[Suite des Chroniques de Paul Siméon – Cahier n°46]

Jeudi 16 octobre 1919

Toujours perplexe sur mon avenir, je crois avoir débrouillé assez bien au réveil une alternative. Il faut dire qu'après avoir passé une bonne nuit, j'ai eu le temps ce matin de rêvasser au lit puisque c'est congé. Voici quelles furent mes conclusions du matin - conclusions provisoirement définitives (et je sens l'utilité de mon cahier pour me servir de repères), après avoir parcouru le programme du Droit et surtout celui de l'Ecole des Hautes Etudes Commerciales. Primo, avec la filière du Droit, je n'arriverai guère que par piston jusqu'aux ministères et pour n'y faire, le plus souvent, que des écritures. Reste bien sûr l'administration des Colonies, mais cette perspective n'est guère enthousiasmante. Secundo, par l'Ecole des Hautes Etudes, je pourrais m'orienter plutôt vers une carrière diplomatique mais je devrais me contenter, dans le meilleur des cas, de devenir simple attaché de 2ème classe au Consulat ou à la Chancellerie. Déduction logique : jusqu'à preuve du contraire et jusqu'à nouvel ordre, la Marine est encore ce qu'il y a de mieux pour m'assurer un avenir « intéressant » !

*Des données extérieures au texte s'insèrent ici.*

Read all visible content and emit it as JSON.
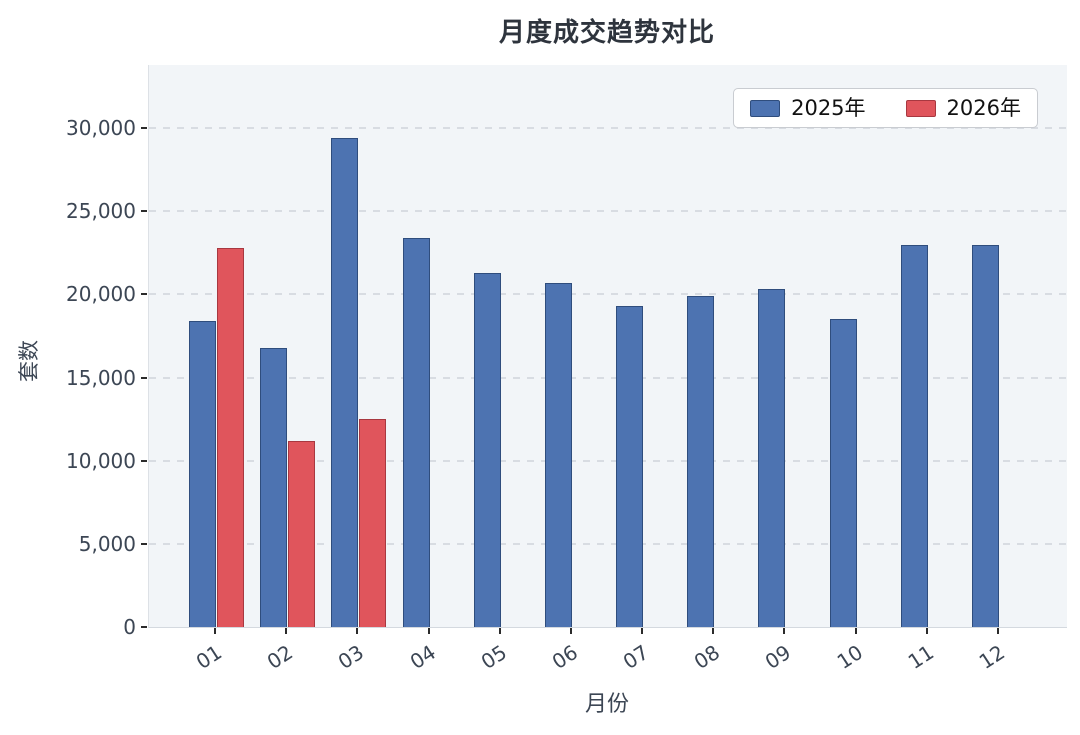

Ceci posé, que vais-je bien noter d'autre de pittoresque ? Ce fut un jeudi plutôt animé et agréable, même si la fameuse soirée n'a pas comblé toutes mes espérances. A midi, après avoir déjeuné à la maison, ce qui me change agréablement des menus de Stan, je me suis rasé puis habillé assez chic en prévision de nos projets de fin de journée. J'ai décidé d'aller d'abord me promener au Bois de Boulogne. Le temps était clair en effet, et même ensoleillé, coupé toutefois d'une bise glaciale. Un vrai temps d'octobre avec un pâle soleil et un froid sec, plutôt sain. Ayant atteint rapidement le lac inférieur par les larges allées qui longent les fortifications, j'obliquai vers le Pavillon chinois. Dans leur ensemble, les arbres ont encore leur parure d'été, mais un vert vieilli, déjà un peu éteint, avec ici et là de grandes taches de rouille. J'en ressens une impression mitigée, tant cette nature me semble peu authentique. Ce parc est à la fois éblouissant et factice, rien à voir avec mes chères forêts du Jura. Les plantes paraissent ici anémiées, les herbages trop maigres tandis que les sous-bois peinent à dissimuler des reliefs de piques-niques dominicaux. Ce qui m'a le plus déçu, c'est le gazon ras, famélique, quelques maigres touffes évoquant les duvets disgracieux d'un visage d'aïeule ou les rares cheveux follets sur une calvitie naissante. Heureusement, quelques pies alertes m'ont diverti un moment de ma déconvenue.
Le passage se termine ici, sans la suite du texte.